Democritis is a Greek scientist whoose discovery, in 400 BCE, lead him to theorise that everything is made up of void and atoms. Depending on the arrangement, the density varies with less void being denser. His discovery has helped the development of the modern atomic theory. He quoted, "by convention bitter, by convention sweet, but in reality atoms and void."

Newton recognised that there are forces between atoms and that they affect the chemical properties of matter.He helped publicise that atoms affect the chemical properties of matter and helped us understand that atoms are what make everything work.
These forces are now understood by Quantum mechanics.

John Dalton was an English scientist who theorised that chemical element atoms have a unique atomic weight and can be placed in order on what is known today as the periodic table of elements.

Stoney suggested that a subatomic particle existed which was a particle of electricity held within the atom, named the electron.This helped us understand that within the atom, there are other particles and that atoms have a charge (as electricity is charged).

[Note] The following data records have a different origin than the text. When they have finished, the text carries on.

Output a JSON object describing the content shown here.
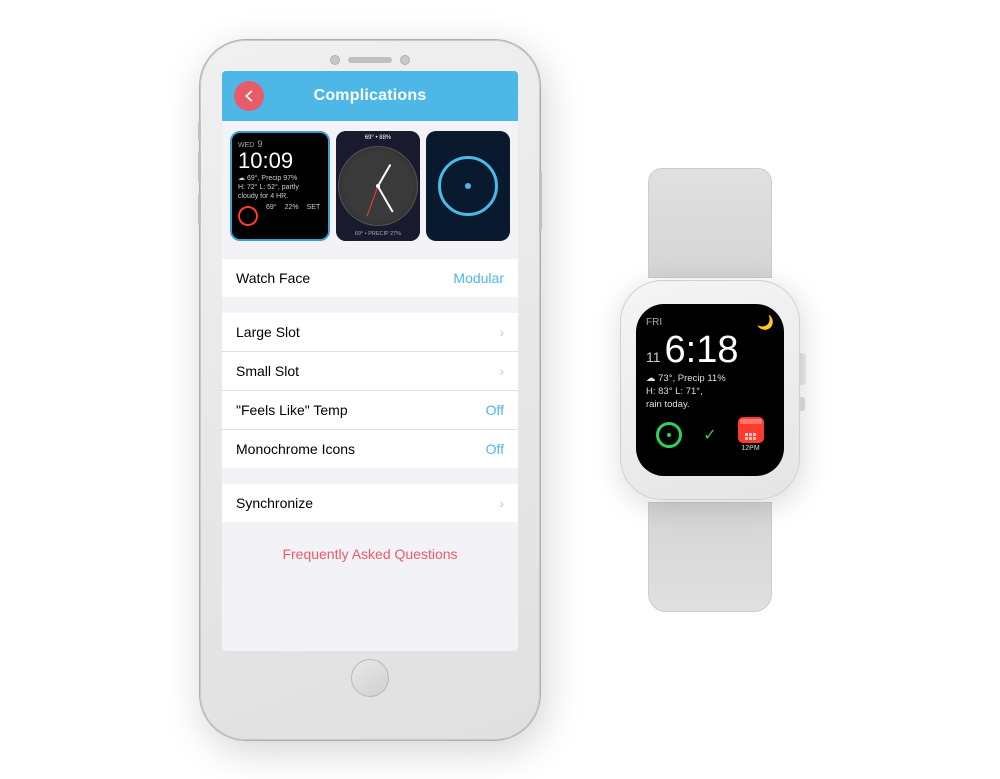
{
  "iphone": {
    "nav": {
      "title": "Complications",
      "back_icon": "←"
    },
    "previews": {
      "card1": {
        "day": "WED",
        "num": "9",
        "time": "10:09",
        "weather": "69°, Precip 97%",
        "detail": "H: 72° L: 52°, partly",
        "detail2": "cloudy for 4 HR.",
        "temp": "69°",
        "pct": "22%",
        "label": "SET"
      },
      "card2": {
        "temp": "69° • 88%",
        "bottom": "69° • PRECIP 27%"
      },
      "card3": {}
    },
    "settings": {
      "watch_face_label": "Watch Face",
      "watch_face_value": "Modular",
      "large_slot_label": "Large Slot",
      "small_slot_label": "Small Slot",
      "feels_like_label": "\"Feels Like\" Temp",
      "feels_like_value": "Off",
      "monochrome_label": "Monochrome Icons",
      "monochrome_value": "Off",
      "synchronize_label": "Synchronize"
    },
    "faq": {
      "label": "Frequently Asked Questions"
    }
  },
  "watch": {
    "day_label": "FRI",
    "day_num": "11",
    "time": "6:18",
    "moon_icon": "🌙",
    "weather_line1": "73°, Precip 11%",
    "weather_line2": "H: 83° L: 71°,",
    "weather_line3": "rain today.",
    "cal_label": "12PM",
    "colors": {
      "accent": "#4db8e8",
      "back_btn": "#e85c6a",
      "faq": "#e85c6a",
      "ring": "#30d158"
    }
  }
}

Thomson discovered that atoms did indeed contain particles known as electrons. He discovered this through finding that cathode rays could be deflected by an electric field, thus concluding that these rays were composed of very light negatively charged particles which he called ‘corpuscles’, later to be named ‘electrons’.This proved Stoney’s hypothesis (and thus other consequences) was correct.

Planck discovered quantum theory, by studying the nature of light and other radiation. He hypothesised at very small scales, that matter was discrete rather than continuous.This means that we know that atoms behave differently to the human-scale world that we know and perceive.

Nagaoka developed an early, incorrect "planetary model" of the atom which was based around an analogy to the explanation of the stability of Saturn’s rings. It had a massive nucleus, with electrons revolving around the nucleus, bound by electrostatic forces. However, this analogy was wrong although the electrons revolving around the nucleus was correct, and was abandoned in 1908.This model (although incorrect) helped develop the idea of the nucleus of an atom being orbited by electrons.

Millikan measured the charge on an electron with his oil-drop apparatus. He also proved that this quantity was a constant for all electrons (1910), thus demonstrating the atomic structure of electricity. This means that we know that all the electrons in every atom has the same charge.

Rutherford formulated a model of the atom, which was like this: a very small positively charged nucleus, orbited by electrons. He also speculated on the existence of ‘neutrons’, which could somehow compensate for the repelling effect of the positive charges of protons by causing an attractive nuclear force and thus keeping the nuclei from breaking apart.Rutherford discovered the basic form of an atom regarding protons and electrons.

Moseley determined the charge of most nuclei using X-rays. He also discovered that an element's atomic number and number of protons were equal, leading to the Periodic Table of Elements being arranged by atomic number instead of atomic mass, which helped organise it much better.It meant that all atoms of different elements have different weights.

He suggested that when an atom is excited or heated, electrons can jump to higher levels, & when the atom cools, they drop down to lower levels, where precise quanta of energy are released as specific wavelengths. An electron’s energy levels can be imagined as concentric circles around the nucleus. He predicted the levels (or shells) had a maximum capacity of electrons each, the innermost being 2.This helps us understand why atoms release light and energy at certain frequencies.

James Chadwick, an English scientist, used alpah particles in an experiment and discovered a neutral atomic particle with a mass close to a proton. Thus the neutron was discovered.